The war between Russia and Ukraine has caused the stock market to be volatile.
The war caused most commodities
prices to surge further.
Russia is the world’s third largest
producer of oil and gas, accounting for 10% and 17%
respectively.
It supplies a third of Europe gas
consumption.
It is also a major wheat, gold, nickel,
palladium and fertiliser producer.
Whenever the war
escalates commodity prices surge, USD strengthens but
stock market and US treasury yield fall (see picture below).
When news of a Ukraine nuclear power plant was on fire
and Russia threatened to use its nuclear weapon on
those nations interfering with the war, market nosedived.
As long as the war is on, we will continue to feel the shock wave from the war front.
For long term investors who can weather the volatility and have the holding power, accumulation is the most appropriate strategy as most wars do not have long term impact on the stock market.
Warren Buffett once said do not keep cash during a war (see Exhibit 2).
He postulates buy when people are fearful.

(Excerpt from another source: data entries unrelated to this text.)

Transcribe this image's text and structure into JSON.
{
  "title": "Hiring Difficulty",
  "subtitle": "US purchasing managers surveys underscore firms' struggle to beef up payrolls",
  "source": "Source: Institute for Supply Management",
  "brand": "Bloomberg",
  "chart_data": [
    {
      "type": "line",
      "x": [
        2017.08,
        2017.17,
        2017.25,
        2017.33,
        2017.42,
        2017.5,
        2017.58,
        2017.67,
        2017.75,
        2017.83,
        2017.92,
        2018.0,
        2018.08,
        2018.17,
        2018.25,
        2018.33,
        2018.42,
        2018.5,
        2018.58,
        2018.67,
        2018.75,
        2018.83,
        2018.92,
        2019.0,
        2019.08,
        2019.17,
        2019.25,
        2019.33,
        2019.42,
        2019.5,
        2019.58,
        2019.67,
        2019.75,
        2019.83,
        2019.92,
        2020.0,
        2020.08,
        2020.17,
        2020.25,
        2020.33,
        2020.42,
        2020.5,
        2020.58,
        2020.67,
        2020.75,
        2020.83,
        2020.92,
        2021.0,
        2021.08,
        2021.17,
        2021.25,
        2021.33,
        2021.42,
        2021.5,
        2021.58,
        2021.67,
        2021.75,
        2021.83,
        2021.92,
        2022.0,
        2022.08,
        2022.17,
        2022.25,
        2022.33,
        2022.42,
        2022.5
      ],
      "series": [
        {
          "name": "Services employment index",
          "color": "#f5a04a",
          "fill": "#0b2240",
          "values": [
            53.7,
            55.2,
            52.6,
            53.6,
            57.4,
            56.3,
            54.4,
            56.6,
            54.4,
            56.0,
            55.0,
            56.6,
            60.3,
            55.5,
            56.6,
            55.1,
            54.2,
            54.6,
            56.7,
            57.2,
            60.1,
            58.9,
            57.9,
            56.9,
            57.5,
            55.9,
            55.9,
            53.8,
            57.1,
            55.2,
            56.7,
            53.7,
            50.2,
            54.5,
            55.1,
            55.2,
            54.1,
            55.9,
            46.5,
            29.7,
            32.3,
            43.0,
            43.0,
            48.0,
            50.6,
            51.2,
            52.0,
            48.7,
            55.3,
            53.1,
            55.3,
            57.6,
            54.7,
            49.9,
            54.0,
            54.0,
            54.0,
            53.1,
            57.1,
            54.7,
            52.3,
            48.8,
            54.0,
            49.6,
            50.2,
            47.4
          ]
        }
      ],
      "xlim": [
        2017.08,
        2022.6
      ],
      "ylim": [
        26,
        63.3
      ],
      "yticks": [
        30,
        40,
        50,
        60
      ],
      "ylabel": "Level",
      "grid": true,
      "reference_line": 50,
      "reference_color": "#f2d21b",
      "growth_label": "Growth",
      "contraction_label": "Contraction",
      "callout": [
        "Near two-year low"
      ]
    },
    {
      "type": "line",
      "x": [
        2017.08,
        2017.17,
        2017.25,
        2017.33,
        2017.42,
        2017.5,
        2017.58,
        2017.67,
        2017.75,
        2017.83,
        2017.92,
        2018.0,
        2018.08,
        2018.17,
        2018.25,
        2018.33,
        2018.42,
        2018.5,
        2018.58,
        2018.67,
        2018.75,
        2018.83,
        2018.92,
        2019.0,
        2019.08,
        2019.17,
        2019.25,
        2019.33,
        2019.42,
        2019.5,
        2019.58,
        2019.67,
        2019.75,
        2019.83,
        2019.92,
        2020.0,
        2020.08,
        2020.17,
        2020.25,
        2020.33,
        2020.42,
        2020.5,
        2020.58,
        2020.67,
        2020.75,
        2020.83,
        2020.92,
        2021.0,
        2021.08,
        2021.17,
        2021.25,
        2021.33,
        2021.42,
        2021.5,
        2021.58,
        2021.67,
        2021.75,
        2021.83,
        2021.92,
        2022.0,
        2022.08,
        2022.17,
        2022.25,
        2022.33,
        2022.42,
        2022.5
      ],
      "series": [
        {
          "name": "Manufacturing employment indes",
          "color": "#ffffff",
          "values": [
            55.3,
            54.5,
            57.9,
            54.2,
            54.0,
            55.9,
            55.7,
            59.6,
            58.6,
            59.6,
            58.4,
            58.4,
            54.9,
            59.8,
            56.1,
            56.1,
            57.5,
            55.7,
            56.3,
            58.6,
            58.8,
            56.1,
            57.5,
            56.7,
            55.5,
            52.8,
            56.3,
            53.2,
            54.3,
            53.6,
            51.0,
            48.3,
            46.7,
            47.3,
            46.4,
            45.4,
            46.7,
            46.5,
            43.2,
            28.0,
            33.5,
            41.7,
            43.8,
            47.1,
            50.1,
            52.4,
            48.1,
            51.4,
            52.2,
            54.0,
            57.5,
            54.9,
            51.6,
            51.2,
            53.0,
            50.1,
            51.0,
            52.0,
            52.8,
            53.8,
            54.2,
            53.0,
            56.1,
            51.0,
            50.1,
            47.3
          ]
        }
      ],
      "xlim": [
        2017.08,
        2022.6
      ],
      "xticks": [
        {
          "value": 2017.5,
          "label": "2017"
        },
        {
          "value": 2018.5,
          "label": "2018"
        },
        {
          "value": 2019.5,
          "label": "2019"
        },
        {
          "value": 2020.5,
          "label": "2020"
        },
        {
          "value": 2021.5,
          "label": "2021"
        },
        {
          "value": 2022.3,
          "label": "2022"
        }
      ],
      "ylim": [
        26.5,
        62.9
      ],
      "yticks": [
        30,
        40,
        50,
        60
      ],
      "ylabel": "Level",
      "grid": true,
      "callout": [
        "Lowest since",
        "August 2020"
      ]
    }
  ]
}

Source: Warren Buffett, 24 Apr 2014:“You’re going to invest your money in something over time.The one thing you can be quite sure of is if we went into some kind of very major war, the value of money would go down.That’s happened in virtually every war I’m aware of.The last thing you’d want to do is hold money during a war.You might want to own a farm, you might want to own an apartment house, you might want to own securities.During World War II the stock market advanced.”Buffett recalled that he bought his first stock in 1942, just after Pearl Harbor, when the macro situation didn’t look very good, either.